The yearly performance review has long been hated by employees and managers alike. The idea of being graded on performance creates an atmosphere of fear and competition that has no direct value to increased productivity or influencing the behaviors that should be rewarded in the organization. More time instead is spent on the wrong questions: Who will get the biggest raise from the available funds? Who will be first on the chopping block in the next round of “rightsizing”? What old mistakes will be dredged up and used as ammunition? Will stellar performance even be remembered six months down the line?
Dissatisfaction with Performance Reviews Is on the Rise
Fortunately, employers are figuring out that assessing workers once a year is an inadequate and painful way to measure or manage performance. In fact, a 2010 survey conducted by management consultant Chuck Bolton found that about 9 out of 10 employees and executives find performance reviews to be ineffective.
According to a study titled “Performance appraisal satisfaction: The role of feedback and goal orientation” published in the Journal of Personnel Psychology in 2013, no one likes getting negative feedback at work. This holds true regardless of whether employees are motivated by a desire to prove their abilities, to avoid failure, or to learn new things. Being brought into the manager’s office for a round of criticism, no matter how constructive, simply isn’t boosting performance.
Do Companies Really Need These Yearly Reviews?
In an annual review, the performance being evaluated is usually ancient history and time that could have been spent actively supporting desired changes has been wasted. Reviews that grade employees on a curve, ensuring that some workers will be labeled “poor performers” regardless of actual effort, are particularly noxious.

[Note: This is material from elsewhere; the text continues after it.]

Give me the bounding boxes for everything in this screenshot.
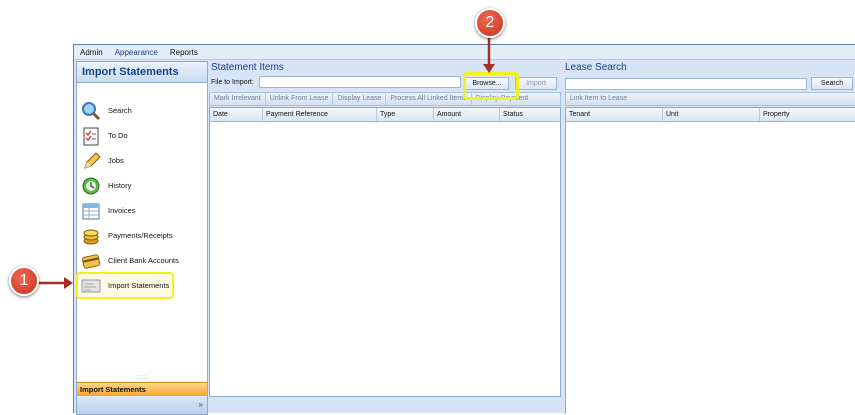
callout-badge-2: 2 [475, 8, 505, 38]
callout-arrows [38, 34, 495, 289]
callout-badge-1: 1 [9, 266, 39, 296]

They pit workers against one another to stay out of the bottom tier rather than encouraging team members to bring out the best in each other.
Employers often use reviews to document unsatisfactory performance or standardize assessments to avoid the appearance of discrimination in terminations or promotions. However, there are other tools that can serve these purposes, leaving companies the option to make new choices for performance management.
Alternatives to Performance Reviews
- Try performance previews that focus on the future rather than on the past, with an emphasis on what the manager and employee need from one another in order to reach the next level of success.
- Use performance coaching with short, frequent, informal one-on-one sessions to talk out issues and find new ways to boost performance.
- Consider crowd-sourced employee incentives. Give each worker an equal quantity of “reward tokens” to distribute to their peers (anonymously) based on performance over a six month period. These tokens can then be redeemed in the form of a cash bonus.
- Use an iterative, “Agile” review system, choosing one measurable activity at a time for employees to improve.
- Implement ongoing reviews in real-time, including 360 reviews and self-assessments to spot opportunities for positive reinforcement as they occur instead of months later.
The shift to a new performance enhancement model needs to take place in stages. The annual performance review has become so ingrained in organizational culture that many believe only the small and nimble companies can succeed without it. The notion that the democratization of performance is simplified in a graded and ranked system is completely barren in the social and collaborative world we live in. That said – where to begin? Start at the top and work down. Managers should undergo the process themselves before they implement it for their own direct reports. Place an emphasis on using a method that is fair, transparent, and (above all) supportive. Survey and pulse feedback with new methods and refine as needed. Most likely the data needed to render a performance review will be just as obtainable but far more valuable.